I do not presume to claim an understanding of
what is being discussed, but I am willing to admit a puckish smirk when the decorous veil of academia slips and one hand-maiden chastises another in plain-ish English:
Other scientists working in the same and related fields have told the
BBC that the team's paper is short on the kind of data needed to make a
proper assessment of its achievements.
"Complete garbage," is
how Eugene Gregoryanz from Edinburgh University described the research.
"Like everybody else who works with hydrogen at high pressures, I am
appalled by what is being published in Science."
That there is so
much scepticism is natural. If what is being claimed pans out, it would
represent one of the major physics breakthroughs of recent decades.
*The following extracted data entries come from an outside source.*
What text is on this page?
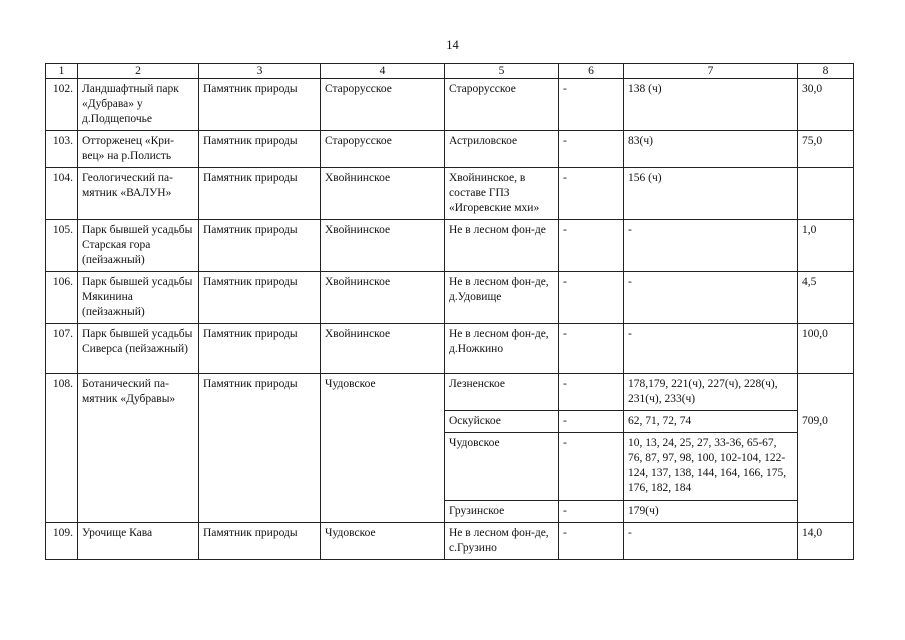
14
1	2	3	4	5	6	7	8
102.	Ландшафтный парк «Дубрава» у д.Подщепочье	Памятник природы	Старорусское	Старорусское	-	138 (ч)	30,0
103.	Отторженец «Кри-вец» на р.Полисть	Памятник природы	Старорусское	Астриловское	-	83(ч)	75,0
104.	Геологический па-мятник «ВАЛУН»	Памятник природы	Хвойнинское	Хвойнинское, в составе ГПЗ «Игоревские мхи»	-	156 (ч)	
105.	Парк бывшей усадьбы Старская гора (пейзажный)	Памятник природы	Хвойнинское	Не в лесном фон-де	-	-	1,0
106.	Парк бывшей усадьбы Мякинина (пейзажный)	Памятник природы	Хвойнинское	Не в лесном фон-де, д.Удовище	-	-	4,5
107.	Парк бывшей усадьбы Сиверса (пейзажный)	Памятник природы	Хвойнинское	Не в лесном фон-де, д.Ножкино	-	-	100,0
108.	Ботанический па-мятник «Дубравы»	Памятник природы	Чудовское	Лезненское	-	178,179, 221(ч), 227(ч), 228(ч), 231(ч), 233(ч)	
				Оскуйское	-	62, 71, 72, 74	709,0
				Чудовское	-	10, 13, 24, 25, 27, 33-36, 65-67, 76, 87, 97, 98, 100, 102-104, 122-124, 137, 138, 144, 164, 166, 175, 176, 182, 184	
				Грузинское	-	179(ч)	
109.	Урочище Кава	Памятник природы	Чудовское	Не в лесном фон-де, с.Грузино	-	-	14,0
The "complete garbage," if that's that it is, relates to
Scientists in the US say they have at last managed to turn hydrogen into a state where it behaves like a metal.
If
that is true - and it is a controversial claim - it fulfils a more than
80-year quest to produce what many have said would be a wonder
material.
Theory suggests metallic hydrogen could be used to make
zero-resistance electrical wiring and super-powerful rocket fuel, among
many applications.
Ranga Dias and Isaac Silvera are the Harvard researchers behind the work.
They report their experiments in this week’s Science Magazine.
Somewhere is the lost recesses of my mind, I seem to recall that the possibility and implications of what is asserted here would be akin to turning lead into gold.